Copilot reviewed 5 out of 6 changed files in this pull request and generated no comments.

Show a summary per file

File	Description
base/comps/netplan/netplan.comp.toml	New dedicated component pinning the Fedora f44 import for the 1.2.1 upgrade, with rationale comment.
base/comps/components.toml	Removes the inline [components.netplan] entry (now defined in its dedicated file); ordering preserved.
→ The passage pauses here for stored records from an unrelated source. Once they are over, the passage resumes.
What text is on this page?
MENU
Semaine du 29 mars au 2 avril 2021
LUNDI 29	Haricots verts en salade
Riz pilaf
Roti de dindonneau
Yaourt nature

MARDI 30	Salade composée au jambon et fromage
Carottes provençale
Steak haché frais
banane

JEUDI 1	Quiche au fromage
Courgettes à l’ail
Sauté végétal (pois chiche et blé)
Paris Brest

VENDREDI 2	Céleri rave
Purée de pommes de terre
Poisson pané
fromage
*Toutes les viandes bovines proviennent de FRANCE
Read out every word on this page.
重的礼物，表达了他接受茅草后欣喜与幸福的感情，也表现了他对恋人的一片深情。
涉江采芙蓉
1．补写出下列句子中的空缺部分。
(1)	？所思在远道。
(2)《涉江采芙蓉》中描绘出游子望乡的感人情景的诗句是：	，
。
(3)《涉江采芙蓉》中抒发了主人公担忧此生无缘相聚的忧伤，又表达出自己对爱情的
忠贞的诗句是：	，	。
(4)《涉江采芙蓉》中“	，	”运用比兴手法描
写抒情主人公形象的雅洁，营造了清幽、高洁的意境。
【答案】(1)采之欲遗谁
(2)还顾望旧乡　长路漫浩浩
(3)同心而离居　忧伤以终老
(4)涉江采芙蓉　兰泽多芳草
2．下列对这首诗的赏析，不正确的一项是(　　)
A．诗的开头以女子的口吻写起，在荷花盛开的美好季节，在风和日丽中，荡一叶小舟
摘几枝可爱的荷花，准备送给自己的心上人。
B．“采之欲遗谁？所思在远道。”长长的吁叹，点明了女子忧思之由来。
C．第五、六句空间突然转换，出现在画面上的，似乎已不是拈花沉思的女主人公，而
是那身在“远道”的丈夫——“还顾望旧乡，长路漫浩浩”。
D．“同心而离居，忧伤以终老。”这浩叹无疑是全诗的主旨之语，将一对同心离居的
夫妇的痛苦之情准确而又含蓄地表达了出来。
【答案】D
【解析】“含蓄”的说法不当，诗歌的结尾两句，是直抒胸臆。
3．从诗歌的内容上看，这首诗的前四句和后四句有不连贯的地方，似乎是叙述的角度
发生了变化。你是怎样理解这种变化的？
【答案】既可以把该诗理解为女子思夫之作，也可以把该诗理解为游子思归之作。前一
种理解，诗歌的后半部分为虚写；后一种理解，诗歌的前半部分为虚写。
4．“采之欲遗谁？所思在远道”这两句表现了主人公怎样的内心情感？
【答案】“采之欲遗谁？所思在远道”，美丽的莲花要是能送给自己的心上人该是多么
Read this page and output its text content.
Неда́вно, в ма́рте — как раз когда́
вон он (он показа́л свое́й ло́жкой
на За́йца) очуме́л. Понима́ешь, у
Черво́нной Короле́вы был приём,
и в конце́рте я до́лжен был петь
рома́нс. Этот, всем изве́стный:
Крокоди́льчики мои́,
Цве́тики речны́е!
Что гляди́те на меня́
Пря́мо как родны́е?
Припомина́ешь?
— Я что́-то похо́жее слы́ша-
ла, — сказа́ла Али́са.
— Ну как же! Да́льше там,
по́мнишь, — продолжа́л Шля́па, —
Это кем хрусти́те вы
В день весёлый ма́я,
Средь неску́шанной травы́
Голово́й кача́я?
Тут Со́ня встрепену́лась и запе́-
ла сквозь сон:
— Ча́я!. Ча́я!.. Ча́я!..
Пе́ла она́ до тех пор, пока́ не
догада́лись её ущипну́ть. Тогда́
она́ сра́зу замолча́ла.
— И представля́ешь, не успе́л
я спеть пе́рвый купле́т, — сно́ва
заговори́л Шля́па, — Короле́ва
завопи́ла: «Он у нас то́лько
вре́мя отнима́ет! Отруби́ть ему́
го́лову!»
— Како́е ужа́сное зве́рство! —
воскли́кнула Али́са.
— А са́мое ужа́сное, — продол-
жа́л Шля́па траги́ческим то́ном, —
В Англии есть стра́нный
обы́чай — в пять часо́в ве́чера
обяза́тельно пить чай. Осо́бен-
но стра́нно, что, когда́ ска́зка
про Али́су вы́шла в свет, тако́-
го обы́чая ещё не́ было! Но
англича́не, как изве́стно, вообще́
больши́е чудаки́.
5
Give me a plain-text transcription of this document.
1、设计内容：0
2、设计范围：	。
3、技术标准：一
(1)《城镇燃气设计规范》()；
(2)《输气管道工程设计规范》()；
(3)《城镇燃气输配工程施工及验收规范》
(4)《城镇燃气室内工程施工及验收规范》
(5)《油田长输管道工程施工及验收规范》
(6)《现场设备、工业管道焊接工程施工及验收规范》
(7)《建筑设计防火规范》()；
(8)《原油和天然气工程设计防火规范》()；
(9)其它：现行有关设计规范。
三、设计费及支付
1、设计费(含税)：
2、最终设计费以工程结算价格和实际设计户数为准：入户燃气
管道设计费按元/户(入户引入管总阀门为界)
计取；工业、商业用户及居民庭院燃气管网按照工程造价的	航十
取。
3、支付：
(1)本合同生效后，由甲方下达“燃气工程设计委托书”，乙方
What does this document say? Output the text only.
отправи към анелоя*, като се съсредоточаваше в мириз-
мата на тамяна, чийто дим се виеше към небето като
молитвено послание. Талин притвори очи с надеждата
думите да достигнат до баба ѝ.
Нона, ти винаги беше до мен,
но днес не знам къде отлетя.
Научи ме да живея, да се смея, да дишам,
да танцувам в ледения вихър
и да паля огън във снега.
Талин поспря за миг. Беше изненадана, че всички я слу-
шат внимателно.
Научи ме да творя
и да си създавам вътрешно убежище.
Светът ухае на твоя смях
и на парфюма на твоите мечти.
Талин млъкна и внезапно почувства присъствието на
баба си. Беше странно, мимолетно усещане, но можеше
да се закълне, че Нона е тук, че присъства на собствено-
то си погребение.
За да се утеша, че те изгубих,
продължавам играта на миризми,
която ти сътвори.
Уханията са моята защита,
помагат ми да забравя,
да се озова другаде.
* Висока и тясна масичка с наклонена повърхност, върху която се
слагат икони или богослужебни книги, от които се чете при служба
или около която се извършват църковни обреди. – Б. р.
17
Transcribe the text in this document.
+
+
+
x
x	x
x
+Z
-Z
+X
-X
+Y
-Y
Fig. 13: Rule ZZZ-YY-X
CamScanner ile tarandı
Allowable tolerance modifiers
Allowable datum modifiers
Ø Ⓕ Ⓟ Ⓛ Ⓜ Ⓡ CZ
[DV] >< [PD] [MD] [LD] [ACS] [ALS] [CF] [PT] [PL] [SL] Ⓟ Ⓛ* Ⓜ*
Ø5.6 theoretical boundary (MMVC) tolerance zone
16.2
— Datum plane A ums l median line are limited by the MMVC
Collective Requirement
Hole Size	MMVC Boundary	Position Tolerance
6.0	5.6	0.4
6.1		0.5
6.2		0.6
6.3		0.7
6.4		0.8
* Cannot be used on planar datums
locks/netplan.lock	Regenerated lock pinning the new f44 upstream-commit and updated fingerprints.
specs/n/netplan/netplan.spec	Rendered spec for 1.2.1: drops Patch1002, adds configure binary, netplan-configure.service, and python3-setuptools BR.
specs/n/netplan/sources	Updates SHA512 to the 1.2.1 source tarball.
specs/n/netplan/status_fail_cleanly.patch	Deleted — the f43-only patch is absent in f44 and no longer referenced.